Kepala Kejaksaan Tinggi (Kajati) Sulut, Sugiharto Reksopertomo SH MH tampaknya gerah dengan sorotan terhadap kinerja anak buahnya. Lewat Kasi Penkum dan Humas, Reinhard Tololiu SH, Kajati menekankan masyarakat tak perlu segan untuk mempersoalkan bila ada jaksa yang diduga melakukan kecurangan. Tak hanya itu, Kajati bahkan mempersilahkan masyarakat untuk menjebaknya.
Tololiu seperti dilansir salah satu media local mengatakan, selama ini banyak kritikan yang muncul terkait kinerja para jaksa. Kritikan ini menurutnya mereka terima tetapi dia minta untuk disampaikan dengan santun, tak hanya menuduh tanpa bukti cukup.
Dikatakan Tololiu, sekalipun demikian ada sejumlah oknum yang sering berbohong dan main tuding saja. Tapi selama itu pula Kejati menahan diri atas tuduhan-tuduhan yang tidak memiliki dasar dan bukti itu.

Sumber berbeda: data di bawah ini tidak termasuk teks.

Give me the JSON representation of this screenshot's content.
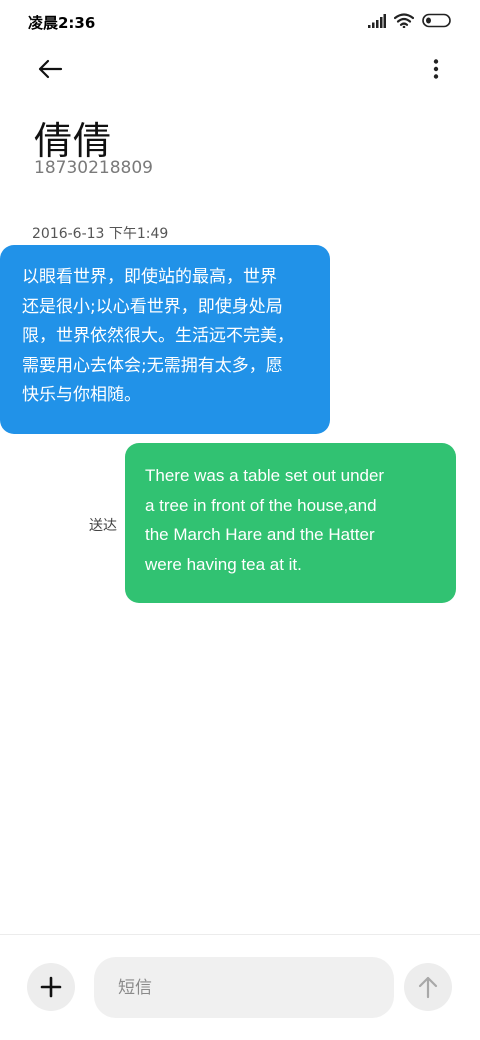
{
  "status_bar": {
    "time": "凌晨2:36",
    "icons": [
      "signal-icon",
      "wifi-icon",
      "battery-icon"
    ]
  },
  "header": {
    "back_icon": "arrow-left-icon",
    "more_icon": "more-vertical-icon"
  },
  "contact": {
    "name": "倩倩",
    "number": "18730218809"
  },
  "thread": {
    "date": "2016-6-13 下午1:49",
    "messages": [
      {
        "direction": "incoming",
        "lines": [
          "以眼看世界，即使站的最高，世界",
          "还是很小;以心看世界，即使身处局",
          "限，世界依然很大。生活远不完美，",
          "需要用心去体会;无需拥有太多，愿",
          "快乐与你相随。"
        ]
      },
      {
        "direction": "outgoing",
        "lines": [
          "There was a table set out under",
          "a tree in front of the house,and",
          "the March Hare and the Hatter",
          "were having tea at it."
        ],
        "status": "送达"
      }
    ]
  },
  "composer": {
    "placeholder": "短信",
    "value": "",
    "add_icon": "plus-icon",
    "send_icon": "arrow-up-icon"
  },
  "colors": {
    "incoming_bubble": "#2192e8",
    "outgoing_bubble": "#31c272",
    "background": "#ffffff"
  }
}
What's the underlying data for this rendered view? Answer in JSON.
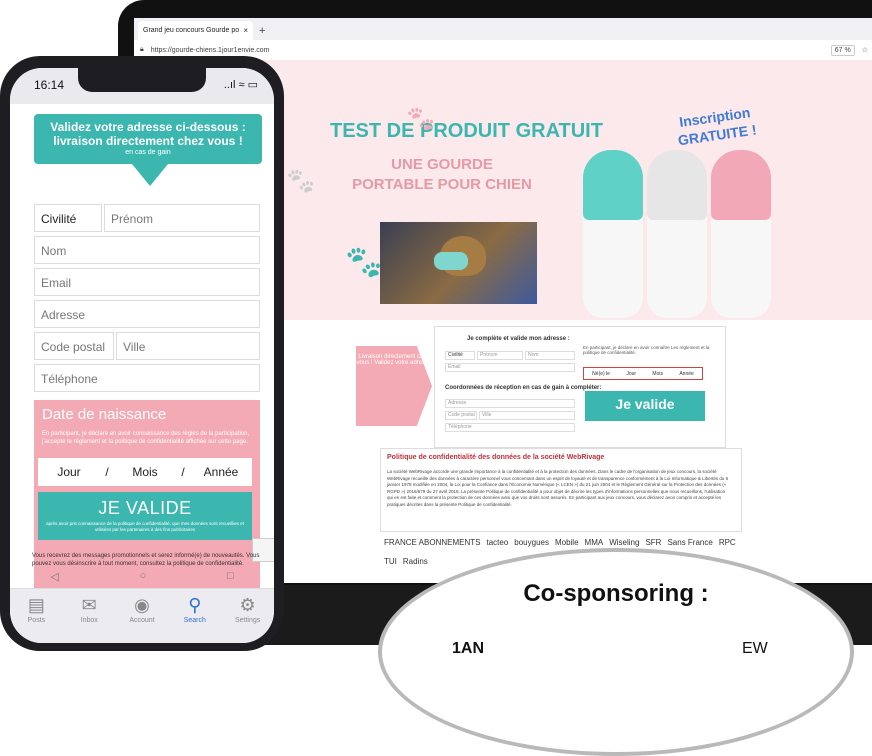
{
  "browser": {
    "tab_title": "Grand jeu concours Gourde po",
    "tab_close": "×",
    "new_tab": "+",
    "url": "https://gourde-chiens.1jour1envie.com",
    "zoom": "67 %"
  },
  "site": {
    "title": "TEST DE PRODUIT GRATUIT",
    "subtitle": "UNE GOURDE PORTABLE POUR CHIEN",
    "inscription": "Inscription GRATUITE !",
    "arrow_text": "Livraison directement chez vous ! Validez votre adresse",
    "form_heading": "Je complète et valide mon adresse :",
    "civilite": "Civilité",
    "prenom": "Prénom",
    "nom": "Nom",
    "email": "Email",
    "coord_heading": "Coordonnées de réception en cas de gain à compléter:",
    "adresse": "Adresse",
    "code_postal": "Code postal",
    "ville": "Ville",
    "telephone": "Téléphone",
    "legal_right": "En participant, je déclare en avoir connaître Les règlement et la politique de confidentialité.",
    "date": {
      "nes": "Né(e) le",
      "jour": "Jour",
      "mois": "Mois",
      "annee": "Année"
    },
    "valide": "Je valide",
    "privacy_title": "Politique de confidentialité des données de la société WebRivage",
    "privacy_text": "La société WebRivage accorde une grande importance à la confidentialité et à la protection des données. Dans le cadre de l'organisation de jeux concours, la société WebRivage recueille des données à caractère personnel vous concernant dans un esprit de loyauté et de transparence conformément à la Loi Informatique & Libertés du 6 janvier 1978 modifiée en 2004, la Loi pour la Confiance dans l'Économie Numérique (« LCEN ») du 21 juin 2004 et le Règlement Général sur la Protection des données (« RGPD ») 2016/679 du 27 avril 2016. La présente Politique de confidentialité a pour objet de décrire les types d'informations personnelles que nous recueillons, l'utilisation qui en est faite et comment la protection de ces données ainsi que vos droits sont assurés. En participant aux jeux concours, vous déclarez avoir compris et accepté les pratiques décrites dans la présente Politique de confidentialité.",
    "logos": [
      "FRANCE ABONNEMENTS",
      "tacteo",
      "bouygues",
      "Mobile",
      "MMA",
      "Wiseling",
      "SFR",
      "Sans France",
      "RPC",
      "TUI",
      "Radins"
    ]
  },
  "phone": {
    "time": "16:14",
    "status_icons": "..ıl ≈ ▭",
    "banner_line1": "Validez votre adresse ci-dessous : livraison directement chez vous !",
    "banner_line2": "en cas de gain",
    "civilite": "Civilité",
    "prenom": "Prénom",
    "nom": "Nom",
    "email": "Email",
    "adresse": "Adresse",
    "code_postal": "Code postal",
    "ville": "Ville",
    "telephone": "Téléphone",
    "birth_title": "Date de naissance",
    "birth_desc": "En participant, je déclare en avoir connaissance des règles de la participation, j'accepte le règlement et la politique de confidentialité affichée sur cette page.",
    "jour": "Jour",
    "sep": "/",
    "mois": "Mois",
    "annee": "Année",
    "valide": "JE VALIDE",
    "valide_sub": "après avoir pris connaissance de la politique de confidentialité, que mes données sont recueillies et utilisées par les partenaires à des fins publicitaires",
    "fine_print": "Vous recevrez des messages promotionnels et serez informé(e) de nouveautés. Vous pouvez vous désinscrire à tout moment, consultez la politique de confidentialité.",
    "nav": {
      "back": "◁",
      "home": "○",
      "recent": "□"
    },
    "tabs": [
      {
        "icon": "▤",
        "label": "Posts"
      },
      {
        "icon": "✉",
        "label": "Inbox"
      },
      {
        "icon": "◉",
        "label": "Account"
      },
      {
        "icon": "⚲",
        "label": "Search"
      },
      {
        "icon": "⚙",
        "label": "Settings"
      }
    ]
  },
  "cosponsoring": {
    "title": "Co-sponsoring :",
    "logo1": "1AN",
    "logo2": "EW"
  },
  "colors": {
    "teal": "#3bb7b0",
    "pink": "#f4aab4",
    "blue": "#3f7bd4",
    "red": "#c0303a"
  }
}
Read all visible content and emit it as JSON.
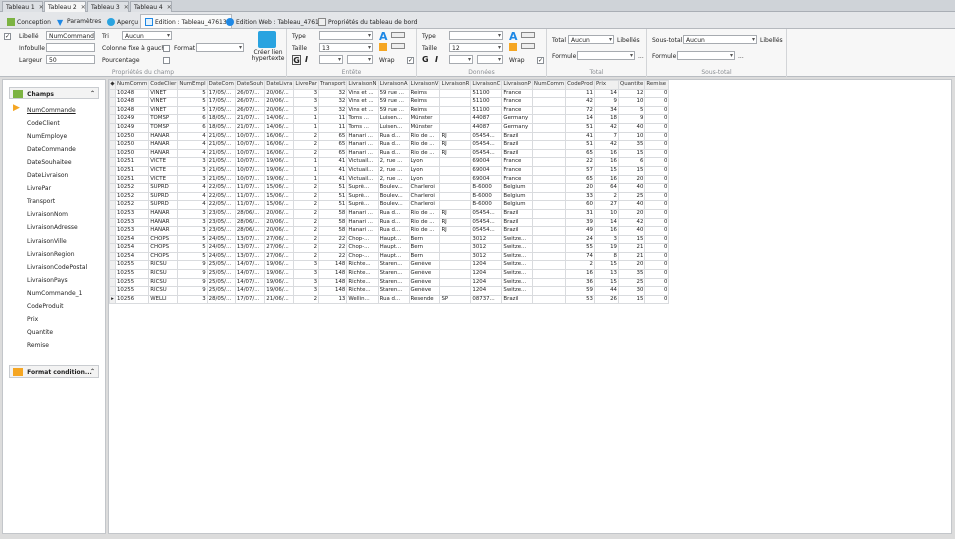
{
  "doc_tabs": [
    {
      "label": "Tableau 1",
      "active": false
    },
    {
      "label": "Tableau 2",
      "active": true
    },
    {
      "label": "Tableau 3",
      "active": false
    },
    {
      "label": "Tableau 4",
      "active": false
    }
  ],
  "ribbon_tabs": [
    {
      "label": "Conception",
      "icon": "design-icon",
      "active": false
    },
    {
      "label": "Paramètres",
      "icon": "filter-icon",
      "active": false
    },
    {
      "label": "Aperçu",
      "icon": "preview-icon",
      "active": false
    },
    {
      "label": "Edition : Tableau_47613",
      "icon": "table-edit-icon",
      "active": true
    },
    {
      "label": "Edition Web : Tableau_47613",
      "icon": "web-icon",
      "active": false
    },
    {
      "label": "Propriétés du tableau de bord",
      "icon": "dashboard-icon",
      "active": false
    }
  ],
  "ribbon": {
    "field_props": {
      "libelle_label": "Libellé",
      "libelle_value": "NumCommande",
      "infobulle_label": "Infobulle",
      "infobulle_value": "",
      "largeur_label": "Largeur",
      "largeur_value": "50",
      "tri_label": "Tri",
      "tri_value": "Aucun",
      "colonne_fixe_label": "Colonne fixe à gauche",
      "format_label": "Format",
      "format_value": "",
      "pourcentage_label": "Pourcentage",
      "hyperlink_label": "Créer lien hypertexte",
      "caption": "Propriétés du champ"
    },
    "header": {
      "type_label": "Type",
      "type_value": "",
      "taille_label": "Taille",
      "taille_value": "13",
      "wrap_label": "Wrap",
      "caption": "Entête"
    },
    "data": {
      "type_label": "Type",
      "type_value": "",
      "taille_label": "Taille",
      "taille_value": "12",
      "wrap_label": "Wrap",
      "caption": "Données"
    },
    "total": {
      "total_label": "Total",
      "total_value": "Aucun",
      "libelles_label": "Libellés",
      "formule_label": "Formule",
      "formule_value": "",
      "ellipsis": "...",
      "caption": "Total"
    },
    "subtotal": {
      "label": "Sous-total",
      "value": "Aucun",
      "libelles_label": "Libellés",
      "formule_label": "Formule",
      "formule_value": "",
      "ellipsis": "...",
      "caption": "Sous-total"
    }
  },
  "left_panel": {
    "champs_label": "Champs",
    "fields": [
      "NumCommande",
      "CodeClient",
      "NumEmploye",
      "DateCommande",
      "DateSouhaitee",
      "DateLivraison",
      "LivrePar",
      "Transport",
      "LivraisonNom",
      "LivraisonAdresse",
      "LivraisonVille",
      "LivraisonRegion",
      "LivraisonCodePostal",
      "LivraisonPays",
      "NumCommande_1",
      "CodeProduit",
      "Prix",
      "Quantite",
      "Remise"
    ],
    "format_label": "Format condition..."
  },
  "grid": {
    "columns": [
      "NumComm",
      "CodeClier",
      "NumEmpl",
      "DateCom",
      "DateSouh",
      "DateLivra",
      "LivrePar",
      "Transport",
      "LivraisonN",
      "LivraisonA",
      "LivraisonV",
      "LivraisonR",
      "LivraisonC",
      "LivraisonP",
      "NumComm",
      "CodeProd",
      "Prix",
      "Quantite",
      "Remise"
    ],
    "rows": [
      [
        "10248",
        "VINET",
        "5",
        "17/05/...",
        "26/07/...",
        "20/06/...",
        "3",
        "32",
        "Vins et ...",
        "59 rue ...",
        "Reims",
        "",
        "51100",
        "France",
        "",
        "11",
        "14",
        "12",
        "0"
      ],
      [
        "10248",
        "VINET",
        "5",
        "17/05/...",
        "26/07/...",
        "20/06/...",
        "3",
        "32",
        "Vins et ...",
        "59 rue ...",
        "Reims",
        "",
        "51100",
        "France",
        "",
        "42",
        "9",
        "10",
        "0"
      ],
      [
        "10248",
        "VINET",
        "5",
        "17/05/...",
        "26/07/...",
        "20/06/...",
        "3",
        "32",
        "Vins et ...",
        "59 rue ...",
        "Reims",
        "",
        "51100",
        "France",
        "",
        "72",
        "34",
        "5",
        "0"
      ],
      [
        "10249",
        "TOMSP",
        "6",
        "18/05/...",
        "21/07/...",
        "14/06/...",
        "1",
        "11",
        "Toms ...",
        "Luisen...",
        "Münster",
        "",
        "44087",
        "Germany",
        "",
        "14",
        "18",
        "9",
        "0"
      ],
      [
        "10249",
        "TOMSP",
        "6",
        "18/05/...",
        "21/07/...",
        "14/06/...",
        "1",
        "11",
        "Toms ...",
        "Luisen...",
        "Münster",
        "",
        "44087",
        "Germany",
        "",
        "51",
        "42",
        "40",
        "0"
      ],
      [
        "10250",
        "HANAR",
        "4",
        "21/05/...",
        "10/07/...",
        "16/06/...",
        "2",
        "65",
        "Hanari ...",
        "Rua d...",
        "Rio de ...",
        "RJ",
        "05454...",
        "Brazil",
        "",
        "41",
        "7",
        "10",
        "0"
      ],
      [
        "10250",
        "HANAR",
        "4",
        "21/05/...",
        "10/07/...",
        "16/06/...",
        "2",
        "65",
        "Hanari ...",
        "Rua d...",
        "Rio de ...",
        "RJ",
        "05454...",
        "Brazil",
        "",
        "51",
        "42",
        "35",
        "0"
      ],
      [
        "10250",
        "HANAR",
        "4",
        "21/05/...",
        "10/07/...",
        "16/06/...",
        "2",
        "65",
        "Hanari ...",
        "Rua d...",
        "Rio de ...",
        "RJ",
        "05454...",
        "Brazil",
        "",
        "65",
        "16",
        "15",
        "0"
      ],
      [
        "10251",
        "VICTE",
        "3",
        "21/05/...",
        "10/07/...",
        "19/06/...",
        "1",
        "41",
        "Victuail...",
        "2, rue ...",
        "Lyon",
        "",
        "69004",
        "France",
        "",
        "22",
        "16",
        "6",
        "0"
      ],
      [
        "10251",
        "VICTE",
        "3",
        "21/05/...",
        "10/07/...",
        "19/06/...",
        "1",
        "41",
        "Victuail...",
        "2, rue ...",
        "Lyon",
        "",
        "69004",
        "France",
        "",
        "57",
        "15",
        "15",
        "0"
      ],
      [
        "10251",
        "VICTE",
        "3",
        "21/05/...",
        "10/07/...",
        "19/06/...",
        "1",
        "41",
        "Victuail...",
        "2, rue ...",
        "Lyon",
        "",
        "69004",
        "France",
        "",
        "65",
        "16",
        "20",
        "0"
      ],
      [
        "10252",
        "SUPRD",
        "4",
        "22/05/...",
        "11/07/...",
        "15/06/...",
        "2",
        "51",
        "Suprê...",
        "Boulev...",
        "Charleroi",
        "",
        "B-6000",
        "Belgium",
        "",
        "20",
        "64",
        "40",
        "0"
      ],
      [
        "10252",
        "SUPRD",
        "4",
        "22/05/...",
        "11/07/...",
        "15/06/...",
        "2",
        "51",
        "Suprê...",
        "Boulev...",
        "Charleroi",
        "",
        "B-6000",
        "Belgium",
        "",
        "33",
        "2",
        "25",
        "0"
      ],
      [
        "10252",
        "SUPRD",
        "4",
        "22/05/...",
        "11/07/...",
        "15/06/...",
        "2",
        "51",
        "Suprê...",
        "Boulev...",
        "Charleroi",
        "",
        "B-6000",
        "Belgium",
        "",
        "60",
        "27",
        "40",
        "0"
      ],
      [
        "10253",
        "HANAR",
        "3",
        "23/05/...",
        "28/06/...",
        "20/06/...",
        "2",
        "58",
        "Hanari ...",
        "Rua d...",
        "Rio de ...",
        "RJ",
        "05454...",
        "Brazil",
        "",
        "31",
        "10",
        "20",
        "0"
      ],
      [
        "10253",
        "HANAR",
        "3",
        "23/05/...",
        "28/06/...",
        "20/06/...",
        "2",
        "58",
        "Hanari ...",
        "Rua d...",
        "Rio de ...",
        "RJ",
        "05454...",
        "Brazil",
        "",
        "39",
        "14",
        "42",
        "0"
      ],
      [
        "10253",
        "HANAR",
        "3",
        "23/05/...",
        "28/06/...",
        "20/06/...",
        "2",
        "58",
        "Hanari ...",
        "Rua d...",
        "Rio de ...",
        "RJ",
        "05454...",
        "Brazil",
        "",
        "49",
        "16",
        "40",
        "0"
      ],
      [
        "10254",
        "CHOPS",
        "5",
        "24/05/...",
        "13/07/...",
        "27/06/...",
        "2",
        "22",
        "Chop-...",
        "Haupt...",
        "Bern",
        "",
        "3012",
        "Switze...",
        "",
        "24",
        "3",
        "15",
        "0"
      ],
      [
        "10254",
        "CHOPS",
        "5",
        "24/05/...",
        "13/07/...",
        "27/06/...",
        "2",
        "22",
        "Chop-...",
        "Haupt...",
        "Bern",
        "",
        "3012",
        "Switze...",
        "",
        "55",
        "19",
        "21",
        "0"
      ],
      [
        "10254",
        "CHOPS",
        "5",
        "24/05/...",
        "13/07/...",
        "27/06/...",
        "2",
        "22",
        "Chop-...",
        "Haupt...",
        "Bern",
        "",
        "3012",
        "Switze...",
        "",
        "74",
        "8",
        "21",
        "0"
      ],
      [
        "10255",
        "RICSU",
        "9",
        "25/05/...",
        "14/07/...",
        "19/06/...",
        "3",
        "148",
        "Richte...",
        "Staren...",
        "Genève",
        "",
        "1204",
        "Switze...",
        "",
        "2",
        "15",
        "20",
        "0"
      ],
      [
        "10255",
        "RICSU",
        "9",
        "25/05/...",
        "14/07/...",
        "19/06/...",
        "3",
        "148",
        "Richte...",
        "Staren...",
        "Genève",
        "",
        "1204",
        "Switze...",
        "",
        "16",
        "13",
        "35",
        "0"
      ],
      [
        "10255",
        "RICSU",
        "9",
        "25/05/...",
        "14/07/...",
        "19/06/...",
        "3",
        "148",
        "Richte...",
        "Staren...",
        "Genève",
        "",
        "1204",
        "Switze...",
        "",
        "36",
        "15",
        "25",
        "0"
      ],
      [
        "10255",
        "RICSU",
        "9",
        "25/05/...",
        "14/07/...",
        "19/06/...",
        "3",
        "148",
        "Richte...",
        "Staren...",
        "Genève",
        "",
        "1204",
        "Switze...",
        "",
        "59",
        "44",
        "30",
        "0"
      ],
      [
        "10256",
        "WELLI",
        "3",
        "28/05/...",
        "17/07/...",
        "21/06/...",
        "2",
        "13",
        "Wellin...",
        "Rua d...",
        "Resende",
        "SP",
        "08737...",
        "Brazil",
        "",
        "53",
        "26",
        "15",
        "0"
      ]
    ]
  }
}
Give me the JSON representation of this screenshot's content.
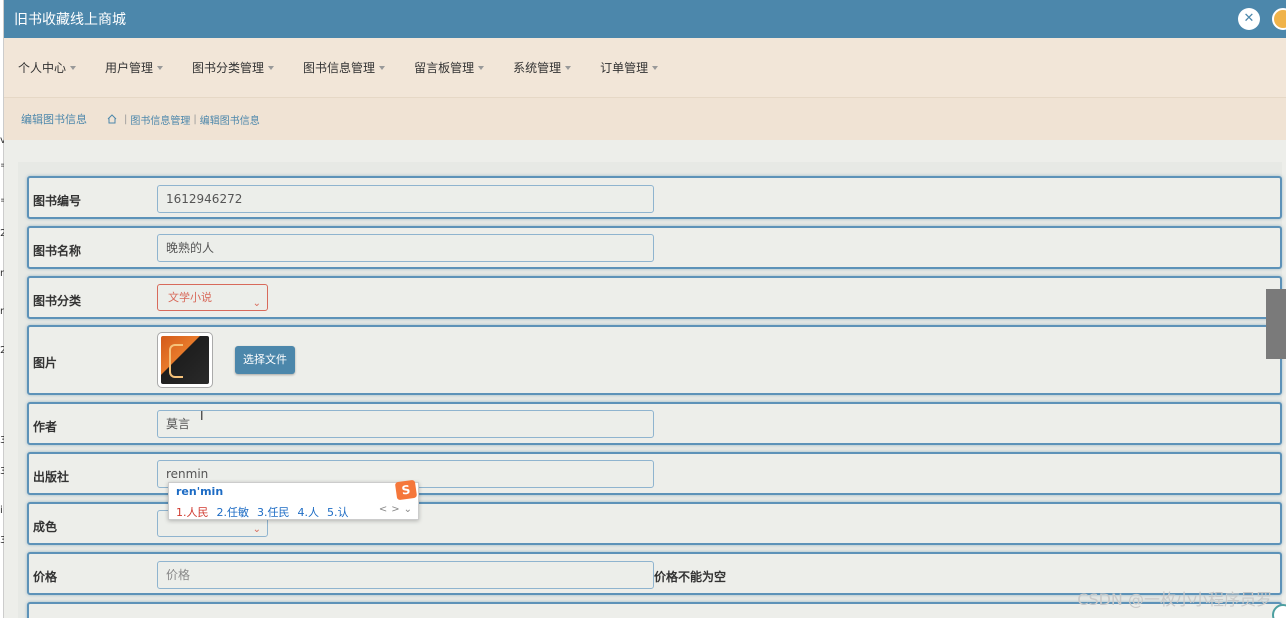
{
  "app": {
    "title": "旧书收藏线上商城"
  },
  "nav": {
    "items": [
      {
        "label": "个人中心"
      },
      {
        "label": "用户管理"
      },
      {
        "label": "图书分类管理"
      },
      {
        "label": "图书信息管理"
      },
      {
        "label": "留言板管理"
      },
      {
        "label": "系统管理"
      },
      {
        "label": "订单管理"
      }
    ]
  },
  "breadcrumb": {
    "title": "编辑图书信息",
    "path": [
      "图书信息管理",
      "编辑图书信息"
    ]
  },
  "form": {
    "book_id": {
      "label": "图书编号",
      "value": "1612946272"
    },
    "book_name": {
      "label": "图书名称",
      "value": "晚熟的人"
    },
    "category": {
      "label": "图书分类",
      "value": "文学小说"
    },
    "image": {
      "label": "图片",
      "button": "选择文件"
    },
    "author": {
      "label": "作者",
      "value": "莫言"
    },
    "publisher": {
      "label": "出版社",
      "value": "renmin"
    },
    "condition": {
      "label": "成色",
      "value": ""
    },
    "price": {
      "label": "价格",
      "placeholder": "价格",
      "error": "价格不能为空"
    }
  },
  "ime": {
    "composition": "ren'min",
    "logo": "S",
    "candidates": [
      "1.人民",
      "2.任敏",
      "3.任民",
      "4.人",
      "5.认"
    ],
    "prev": "<",
    "next": ">",
    "expand": "⌄"
  },
  "watermark": "CSDN @一枚小小程序员罗",
  "colors": {
    "primary": "#4c87ab",
    "nav_bg": "#f2e6d8",
    "select_accent": "#d86a5b"
  },
  "icons": {
    "close": "close-icon",
    "home": "home-icon",
    "dropdown": "chevron-down-icon"
  }
}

Masyarakat atau juga rakyat, hanya sering dijadikan sebagai objek, bukan sebagai subjek penegakan hukum. Di tahun-tahun sebelumnya, dan bahkan masih terlihat hingga sekarang, di Negara ini hukum seolah-olah hanya milik penguasa dan pemilik modal. Rakyat kecil, selalu diidentikan dengan rakyat yang katanya Negara rawan melanggar hukum. Sehingga jangan heran kalau vonis untuk seorang seorang pencuri ayam masih lebih berat di banding seorang pejabat yang mengkorupsi uang Negara miliaran rupiah. Ini menggambarkan secara sinis, betapa hukum hanya milik para penguasa dan pemilik modal.
Kini paradigma harus dirobah. Dalam rangkah supremasi hukum, maka rakyat harusla diperlakukan sebagai subjek dalam usaha penegakan hukum Rakyat jangan lagi diperlakukan sebagai objek hukum, atau kelompok orang yang selalu diawasi, melainkan juga subjek yang mestinya bermitra dengan instrumen negara untuk itu, seperti polisi dan kejaksaan.
Ada harapan baik ketika Kepala Kejaksaan Tinggi (Kajati) Sulut, Sugiharto Reksopertomo SH MH menyampaikan keterbukaanya untuk melibatkan juga rakyat dalam usaha penegakan hukum. Semua tahu bahwa polisi atau dan para jaksa juga adalah manusia. Mereka sama dengan manusia kebanyakan, masih punya mata, mulut, perut dan lain sebagainya seperti yang dimiliki oleh para preman kampungan sampai kelas kakap. Mereka punya ambisi dan hasrat. Sehingga mereka juga bisa melakukan sama dengan apa yang dilakukan oleh koruptor dan penjahat lainnya.
Sehingga sangat tepatlah kalau kemudian untuk usaha penegakan hukum ini, rakyat dilibatkan dalam usaha mengawasi dan mengontrol secara aktif kemungkinan pengkhianatan pada profesionalisme kerja yang dilakukan oleh orang-orang yang berada dalam grada terdepan dalam menjadikan hukum di Indonesia untuk pendisiplinan, penjerahan, pertobatan dan pemanusiaan kembali manusia yang telah terjebak di kehidupan gelap. Harapan kita, hukum di Indonesia tidak lagi dalam rangka membinasakan melainkan untuk pembaharuan. Semoga saja.